In der gegenwärtigen Form gereicht die Kommunikation nur zum haarsträubenden Ressentiment, dass diese prekären Dinge nicht notwendig seien, was weder dem liberalen noch dem sozialen Weltbild entspricht. Es ist, wenn schon, ein chauvinistischer Albtraum. Zur Kenntnis nehmen müssen wir dann leider, dass Teile der Sozialdemokratie noch immer Mühe (ein Unterschied) damit bekunden, den prekären Bodensatz der Gesellschaft zu verstehen. Belangen müssen wir jedenfalls die Liberalen, deren hochtrabende Freiheitsversprechen immer dann nicht gelten, wenn sie gelten könnten (d.i. Ideologie). Beides ist nicht neu. Neu könnte beispielsweise sein, dass wir endlich aufhören mit dem Wahnsinn, bürgerlich-nationalistischen Illusionen everyfuckingtime den vorauseilenden, durch nichts gerechtfertigten Vorrang (Privileg) zuzusprechen.

Nachsatz.

Wir müssen uns an den Staat erinnern als der gegenwärtig einzigen Konzentration von Macht, die gross genug ist, dem Zwang, uns während einer Pandemie durch Lohnarbeit in (Lebens-)Gefahr zu begeben, einen Riegel vorzuschieben. Daran werden wir die Geschichte messen müssen. Die ideologische Panik, da draussen wären Unbelehrbare, die es durch noch mehr Bestrafung zu massregeln gälte, ist ein beschämendes Indiz, wie es um die politische Bildung hierzulande steht. Applaudieren müssten wir vielleicht denjenigen, die einer solchen Situation irgendetwas abgewinnen können. Schön, dass ihr es schön habt. Aber davon handelt die Geschichte nicht.

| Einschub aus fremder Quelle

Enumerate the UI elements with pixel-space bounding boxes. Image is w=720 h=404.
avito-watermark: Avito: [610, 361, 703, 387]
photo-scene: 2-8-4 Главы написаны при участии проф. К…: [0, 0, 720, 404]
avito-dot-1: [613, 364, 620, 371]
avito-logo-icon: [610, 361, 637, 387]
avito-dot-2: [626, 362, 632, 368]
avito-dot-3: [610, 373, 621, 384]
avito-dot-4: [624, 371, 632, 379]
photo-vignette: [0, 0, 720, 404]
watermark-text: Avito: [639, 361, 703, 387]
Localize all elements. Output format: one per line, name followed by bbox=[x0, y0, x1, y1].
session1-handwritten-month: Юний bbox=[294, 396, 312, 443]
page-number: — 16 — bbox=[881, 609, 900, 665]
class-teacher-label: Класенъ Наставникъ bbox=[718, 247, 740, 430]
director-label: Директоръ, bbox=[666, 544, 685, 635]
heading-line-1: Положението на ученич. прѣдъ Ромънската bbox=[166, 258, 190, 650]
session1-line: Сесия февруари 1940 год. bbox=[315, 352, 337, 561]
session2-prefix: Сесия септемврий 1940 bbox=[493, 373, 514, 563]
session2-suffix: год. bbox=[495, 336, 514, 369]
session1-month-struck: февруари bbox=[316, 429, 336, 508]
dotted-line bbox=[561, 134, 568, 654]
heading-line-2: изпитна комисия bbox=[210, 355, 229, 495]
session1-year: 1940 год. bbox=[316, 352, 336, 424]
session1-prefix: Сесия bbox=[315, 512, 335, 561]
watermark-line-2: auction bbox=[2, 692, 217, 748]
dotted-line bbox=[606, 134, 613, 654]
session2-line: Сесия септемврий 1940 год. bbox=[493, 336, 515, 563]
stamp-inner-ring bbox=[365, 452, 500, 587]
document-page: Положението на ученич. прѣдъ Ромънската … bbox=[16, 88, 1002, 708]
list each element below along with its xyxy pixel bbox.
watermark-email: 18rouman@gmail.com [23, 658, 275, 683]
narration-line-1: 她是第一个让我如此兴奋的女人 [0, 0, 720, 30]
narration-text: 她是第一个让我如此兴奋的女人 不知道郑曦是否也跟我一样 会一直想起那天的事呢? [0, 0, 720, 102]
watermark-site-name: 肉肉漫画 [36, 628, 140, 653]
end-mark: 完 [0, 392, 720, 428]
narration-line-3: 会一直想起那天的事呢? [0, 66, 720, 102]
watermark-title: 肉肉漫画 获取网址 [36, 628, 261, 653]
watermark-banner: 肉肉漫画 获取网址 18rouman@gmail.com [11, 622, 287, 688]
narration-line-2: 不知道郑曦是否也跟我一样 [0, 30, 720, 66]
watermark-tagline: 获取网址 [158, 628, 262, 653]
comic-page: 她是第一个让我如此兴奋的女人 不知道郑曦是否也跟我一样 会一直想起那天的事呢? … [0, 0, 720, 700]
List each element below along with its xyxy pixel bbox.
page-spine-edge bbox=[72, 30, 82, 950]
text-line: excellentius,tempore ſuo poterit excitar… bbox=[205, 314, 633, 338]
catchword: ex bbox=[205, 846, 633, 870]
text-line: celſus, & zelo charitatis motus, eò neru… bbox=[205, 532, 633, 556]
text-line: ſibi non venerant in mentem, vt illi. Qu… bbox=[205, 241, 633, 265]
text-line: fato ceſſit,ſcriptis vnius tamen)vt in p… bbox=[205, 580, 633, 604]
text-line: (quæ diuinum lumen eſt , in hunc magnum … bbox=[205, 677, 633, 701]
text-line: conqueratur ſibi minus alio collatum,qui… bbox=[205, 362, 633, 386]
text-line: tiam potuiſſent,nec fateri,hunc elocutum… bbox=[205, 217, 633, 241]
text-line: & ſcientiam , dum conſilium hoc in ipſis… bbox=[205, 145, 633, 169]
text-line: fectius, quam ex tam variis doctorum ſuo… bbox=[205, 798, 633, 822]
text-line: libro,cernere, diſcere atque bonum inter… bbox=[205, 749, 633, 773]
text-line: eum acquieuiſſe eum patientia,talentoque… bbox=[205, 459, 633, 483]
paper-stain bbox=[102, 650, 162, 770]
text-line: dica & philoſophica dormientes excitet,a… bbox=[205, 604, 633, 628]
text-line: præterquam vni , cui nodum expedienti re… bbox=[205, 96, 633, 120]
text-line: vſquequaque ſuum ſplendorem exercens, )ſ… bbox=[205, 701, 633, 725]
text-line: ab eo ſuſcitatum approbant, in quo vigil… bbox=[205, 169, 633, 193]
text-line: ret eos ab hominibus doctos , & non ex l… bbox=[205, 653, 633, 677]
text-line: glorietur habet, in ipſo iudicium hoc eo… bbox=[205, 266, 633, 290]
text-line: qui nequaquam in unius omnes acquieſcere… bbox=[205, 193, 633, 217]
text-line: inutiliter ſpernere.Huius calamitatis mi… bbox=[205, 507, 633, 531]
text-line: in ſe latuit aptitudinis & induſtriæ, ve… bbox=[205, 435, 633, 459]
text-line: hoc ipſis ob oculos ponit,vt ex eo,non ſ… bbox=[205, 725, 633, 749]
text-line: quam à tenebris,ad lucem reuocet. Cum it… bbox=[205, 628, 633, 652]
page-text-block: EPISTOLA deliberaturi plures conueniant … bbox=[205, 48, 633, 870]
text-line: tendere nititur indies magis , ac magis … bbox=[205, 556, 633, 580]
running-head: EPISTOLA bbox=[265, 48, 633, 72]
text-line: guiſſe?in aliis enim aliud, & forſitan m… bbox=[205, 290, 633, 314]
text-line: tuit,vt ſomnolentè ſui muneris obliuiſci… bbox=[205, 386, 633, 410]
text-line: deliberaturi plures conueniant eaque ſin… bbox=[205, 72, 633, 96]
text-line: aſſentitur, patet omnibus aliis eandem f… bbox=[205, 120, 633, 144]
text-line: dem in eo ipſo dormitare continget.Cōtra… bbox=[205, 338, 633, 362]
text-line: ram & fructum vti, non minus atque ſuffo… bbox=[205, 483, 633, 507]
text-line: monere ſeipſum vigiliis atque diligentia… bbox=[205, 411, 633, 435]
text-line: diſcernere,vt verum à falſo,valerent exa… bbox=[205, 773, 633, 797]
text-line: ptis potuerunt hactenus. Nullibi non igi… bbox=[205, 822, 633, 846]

Sorge brauchen diejenigen, denen es durch diese Situation schlechter geht: zwingend sind das die Risikogruppen, als Effekt der Massnahmen aber genauso die vielen, denen der Lockdown an die Existenz geht. Und Sorge wiederum heisst immer Arbeit. Ein Mehraufwand an Arbeit, der der Gesellschaft in Form eines ungesicherten Vorschusses zugeführt wurde, während diese sich darüber den Mund zerreisst, dass alles zum Besten sei in der besten aller möglichen Welten, gefolgt von der tendenziösen Frage, wer denn nun die Krise bezahlen soll.

Nun, stellen wir die Frage zurück: Wer bezahlt sie, die offensichtlich essenzielle Sorgearbeit? Beansprucht wurde die Leistung bereits, nur die Rechnung ist noch offen. Das ist der erste Skandal. Der zweite folgt auf dem Fusse: Nicht nur wurde diese Rechnung nicht beglichen, die Arbeit wurde quasi entwendet, der Nation zugeführt, der patriarchalen Patria. Daraus entspringt der dritte Skandal: das Privileg der Grenze. Geschlossen wurde sie, damit die Sorge, diese Arbeit nicht entwischen kann, und dass niemand, der sie bräuchte, hinzukommen könnte. Die Hölle von Moria beginnt auf deinem Wahlzettel. In diesem Sinne: Heraus zum ersten Mai! Ihr wisst schon, Raum und Masquerade, vielleicht joggend.